The voices behind the door went silent. Smoke slid under the tiny crack in the bottom of the door. Mara closed her eyes, either concentrating or trying to avoid mine. The pulsing in my head got louder.

“Mara, what’s going on?” I asked, but she didn’t answer, just swayed back and forth.

In an instant, I noticed how silent and deserted the hostel was, how remote its location was, and how little I knew about it, or the girl that had led me here. My eyes searched for an escape, increasingly aware that I might need one, but the windows were all boarded. My only hope was a dead sprint back across the open room and out into the wide-open, run-down inner city of Denver.

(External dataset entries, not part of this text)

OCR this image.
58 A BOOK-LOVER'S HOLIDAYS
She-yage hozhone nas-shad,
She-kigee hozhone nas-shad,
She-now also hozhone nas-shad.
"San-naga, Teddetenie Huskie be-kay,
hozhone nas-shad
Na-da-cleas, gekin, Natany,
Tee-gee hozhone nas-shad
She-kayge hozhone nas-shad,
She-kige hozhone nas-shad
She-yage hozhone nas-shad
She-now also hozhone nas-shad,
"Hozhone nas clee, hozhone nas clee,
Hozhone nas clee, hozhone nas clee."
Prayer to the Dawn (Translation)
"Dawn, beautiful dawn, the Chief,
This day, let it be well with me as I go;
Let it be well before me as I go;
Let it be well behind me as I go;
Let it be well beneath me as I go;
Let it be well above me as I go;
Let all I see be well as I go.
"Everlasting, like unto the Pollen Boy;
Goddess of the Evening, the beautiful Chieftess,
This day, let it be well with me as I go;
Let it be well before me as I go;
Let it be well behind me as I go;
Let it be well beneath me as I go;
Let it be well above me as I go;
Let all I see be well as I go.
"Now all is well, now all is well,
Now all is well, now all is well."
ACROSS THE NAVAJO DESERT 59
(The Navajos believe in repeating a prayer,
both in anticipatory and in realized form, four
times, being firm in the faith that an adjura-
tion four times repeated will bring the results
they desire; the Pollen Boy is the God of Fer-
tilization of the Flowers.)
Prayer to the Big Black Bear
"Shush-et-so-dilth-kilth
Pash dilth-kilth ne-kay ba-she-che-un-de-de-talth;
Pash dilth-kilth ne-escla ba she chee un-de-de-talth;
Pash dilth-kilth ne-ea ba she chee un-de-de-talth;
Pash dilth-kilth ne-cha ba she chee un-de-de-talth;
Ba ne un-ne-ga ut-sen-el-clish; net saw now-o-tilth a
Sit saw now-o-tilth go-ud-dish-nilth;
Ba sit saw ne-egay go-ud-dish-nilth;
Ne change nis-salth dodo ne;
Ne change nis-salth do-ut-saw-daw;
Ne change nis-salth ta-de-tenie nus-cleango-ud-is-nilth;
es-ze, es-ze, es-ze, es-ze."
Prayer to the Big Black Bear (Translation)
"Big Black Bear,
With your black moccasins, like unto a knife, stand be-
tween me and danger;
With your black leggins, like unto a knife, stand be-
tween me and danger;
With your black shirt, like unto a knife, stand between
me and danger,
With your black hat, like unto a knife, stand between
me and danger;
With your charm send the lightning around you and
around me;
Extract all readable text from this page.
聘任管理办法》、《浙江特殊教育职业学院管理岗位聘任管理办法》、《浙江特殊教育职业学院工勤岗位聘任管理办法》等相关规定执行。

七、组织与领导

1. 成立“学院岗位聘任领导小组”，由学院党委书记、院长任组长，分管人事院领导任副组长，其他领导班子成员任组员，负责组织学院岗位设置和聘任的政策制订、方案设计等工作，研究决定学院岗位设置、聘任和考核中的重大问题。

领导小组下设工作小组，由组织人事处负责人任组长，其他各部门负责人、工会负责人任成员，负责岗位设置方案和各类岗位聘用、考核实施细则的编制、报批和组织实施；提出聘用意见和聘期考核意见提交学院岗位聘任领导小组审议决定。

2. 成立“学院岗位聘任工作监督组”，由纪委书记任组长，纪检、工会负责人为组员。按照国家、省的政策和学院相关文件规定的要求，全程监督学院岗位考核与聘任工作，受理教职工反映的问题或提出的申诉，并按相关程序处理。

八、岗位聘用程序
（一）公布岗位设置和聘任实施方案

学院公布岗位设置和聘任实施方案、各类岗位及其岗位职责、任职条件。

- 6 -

The door opened hesitantly. What felt like a silent eternity came to an end with the clattering of the lock chain behind the door tightening.

There was a face in the darkness behind the door, but I couldn’t make out any of its features.

“What do you serve?” its voice asked.

I looked to Mara frantically and she didn’t react. I wondered if she wanted me to answer—what do I serve? God? The devil? This fucking British girl?

But she didn’t expect me to answer. Her eyes opened calmly and met mine.

“I serve a Great Purpose,” she whispered, and from behind the door, I heard the latch slide off.